Now we have to calculate the limiting and excess reagent.

The balanced chemical equation is:

$Mg_3N_2(s)+6H_2O(l)\rightarrow 3Mg(OH)_2(aq)+2NH_3(g)$

From the balanced reaction we conclude that

As, 6 moles of $H_2O$ react with 1 mole of $Mg_3N_2$

So, 4.17 moles of $H_2O$ react with $\frac{4.17}{6}=0.695$ moles of $Mg_3N_2$

From this we conclude that, $Mg_3N_2$ is an excess reagent because the given moles are greater than the required moles and $H_2O$ is a limiting reagent and it limits the formation of product.

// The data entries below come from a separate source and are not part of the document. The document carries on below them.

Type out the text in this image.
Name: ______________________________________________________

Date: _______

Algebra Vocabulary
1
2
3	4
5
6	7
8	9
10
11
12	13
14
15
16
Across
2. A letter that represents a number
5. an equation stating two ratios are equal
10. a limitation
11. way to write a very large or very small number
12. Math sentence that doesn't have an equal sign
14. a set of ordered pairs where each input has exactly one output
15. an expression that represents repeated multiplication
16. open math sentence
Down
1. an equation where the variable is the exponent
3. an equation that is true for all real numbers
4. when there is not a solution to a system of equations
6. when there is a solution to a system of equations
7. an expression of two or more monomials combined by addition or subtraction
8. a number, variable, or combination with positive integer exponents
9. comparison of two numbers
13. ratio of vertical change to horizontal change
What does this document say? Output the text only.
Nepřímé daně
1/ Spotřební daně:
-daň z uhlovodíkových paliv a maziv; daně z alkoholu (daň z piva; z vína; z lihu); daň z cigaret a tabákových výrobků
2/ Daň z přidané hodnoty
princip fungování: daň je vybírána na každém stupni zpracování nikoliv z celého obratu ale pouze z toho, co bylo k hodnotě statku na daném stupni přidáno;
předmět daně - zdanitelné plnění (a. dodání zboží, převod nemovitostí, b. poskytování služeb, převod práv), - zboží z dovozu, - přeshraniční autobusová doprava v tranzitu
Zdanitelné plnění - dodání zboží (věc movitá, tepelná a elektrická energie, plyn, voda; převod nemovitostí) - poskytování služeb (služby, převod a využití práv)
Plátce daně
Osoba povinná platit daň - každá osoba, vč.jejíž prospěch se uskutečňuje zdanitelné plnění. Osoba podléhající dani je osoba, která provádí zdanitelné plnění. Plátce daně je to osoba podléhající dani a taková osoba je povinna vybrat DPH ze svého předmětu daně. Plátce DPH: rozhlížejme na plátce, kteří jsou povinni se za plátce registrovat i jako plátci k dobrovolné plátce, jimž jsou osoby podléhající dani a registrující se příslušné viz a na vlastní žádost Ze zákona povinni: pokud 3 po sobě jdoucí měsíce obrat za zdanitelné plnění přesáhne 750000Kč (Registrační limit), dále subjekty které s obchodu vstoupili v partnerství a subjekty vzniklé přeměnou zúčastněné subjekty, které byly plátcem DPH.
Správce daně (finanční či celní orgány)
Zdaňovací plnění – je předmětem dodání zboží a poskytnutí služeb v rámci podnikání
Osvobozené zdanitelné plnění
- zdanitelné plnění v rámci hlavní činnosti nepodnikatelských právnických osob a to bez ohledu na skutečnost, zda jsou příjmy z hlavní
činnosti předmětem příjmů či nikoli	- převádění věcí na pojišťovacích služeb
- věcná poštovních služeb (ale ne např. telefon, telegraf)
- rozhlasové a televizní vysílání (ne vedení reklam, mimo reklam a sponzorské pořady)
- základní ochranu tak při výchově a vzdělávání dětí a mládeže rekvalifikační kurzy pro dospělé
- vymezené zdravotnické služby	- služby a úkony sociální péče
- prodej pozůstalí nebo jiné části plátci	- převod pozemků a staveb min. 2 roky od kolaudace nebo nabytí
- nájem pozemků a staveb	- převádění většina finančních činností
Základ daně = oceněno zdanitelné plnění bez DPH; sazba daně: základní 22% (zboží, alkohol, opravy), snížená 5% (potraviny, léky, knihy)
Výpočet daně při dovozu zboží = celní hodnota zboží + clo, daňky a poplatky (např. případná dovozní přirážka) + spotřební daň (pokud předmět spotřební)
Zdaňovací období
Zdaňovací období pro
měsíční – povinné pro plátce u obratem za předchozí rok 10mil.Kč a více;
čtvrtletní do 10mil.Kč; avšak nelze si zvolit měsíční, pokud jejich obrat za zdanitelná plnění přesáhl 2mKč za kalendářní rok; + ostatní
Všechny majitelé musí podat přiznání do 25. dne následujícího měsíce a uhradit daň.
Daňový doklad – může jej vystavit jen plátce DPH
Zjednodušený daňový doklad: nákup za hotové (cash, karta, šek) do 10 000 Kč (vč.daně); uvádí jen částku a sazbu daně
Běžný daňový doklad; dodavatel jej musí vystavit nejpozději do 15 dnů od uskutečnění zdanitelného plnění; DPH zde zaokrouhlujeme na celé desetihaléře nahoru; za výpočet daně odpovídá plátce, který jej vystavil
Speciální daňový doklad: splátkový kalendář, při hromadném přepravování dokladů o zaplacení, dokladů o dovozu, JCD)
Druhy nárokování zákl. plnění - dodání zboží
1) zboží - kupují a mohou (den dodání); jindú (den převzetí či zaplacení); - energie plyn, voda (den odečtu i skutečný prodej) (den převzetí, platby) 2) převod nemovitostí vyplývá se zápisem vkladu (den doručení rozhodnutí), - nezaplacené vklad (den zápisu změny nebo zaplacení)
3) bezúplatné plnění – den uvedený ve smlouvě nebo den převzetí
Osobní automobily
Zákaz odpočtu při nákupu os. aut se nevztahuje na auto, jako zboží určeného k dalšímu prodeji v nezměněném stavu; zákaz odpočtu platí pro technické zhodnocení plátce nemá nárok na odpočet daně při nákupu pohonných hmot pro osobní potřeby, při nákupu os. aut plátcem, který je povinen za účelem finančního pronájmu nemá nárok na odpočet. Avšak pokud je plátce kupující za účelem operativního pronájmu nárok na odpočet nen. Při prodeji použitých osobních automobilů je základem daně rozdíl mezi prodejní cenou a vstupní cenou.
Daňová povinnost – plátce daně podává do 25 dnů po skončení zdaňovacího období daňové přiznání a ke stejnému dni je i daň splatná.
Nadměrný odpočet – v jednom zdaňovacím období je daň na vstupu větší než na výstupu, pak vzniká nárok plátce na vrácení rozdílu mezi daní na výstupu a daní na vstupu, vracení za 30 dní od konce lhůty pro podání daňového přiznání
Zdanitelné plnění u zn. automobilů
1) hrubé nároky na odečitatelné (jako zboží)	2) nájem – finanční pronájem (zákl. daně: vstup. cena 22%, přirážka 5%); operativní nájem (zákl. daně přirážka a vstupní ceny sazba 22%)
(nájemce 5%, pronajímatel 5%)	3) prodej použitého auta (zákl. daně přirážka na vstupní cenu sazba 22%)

Now we have to calculate the moles of $NH_3$

From the reaction, we conclude that

As, 6 moles of $H_2O$ react to give 2 moles of $NH_3$

So, 4.17 moles of $H_2O$ react to give $\frac{2}{6}\times 4.17=1.39$ mole of $NH_3$

Now we have to calculate the mass of $NH_3$

$\text{ Mass of }NH_3=\text{ Moles of }NH_3\times \text{ Molar mass of }NH_3$

Molar mass of $NH_3$ = 17 g/mole

$\text{ Mass of }NH_3=(1.39moles)\times (17g/mole)=23.6g$

Therefore, the maximum theoretical yield of $NH_3$ is, 23.6 grams.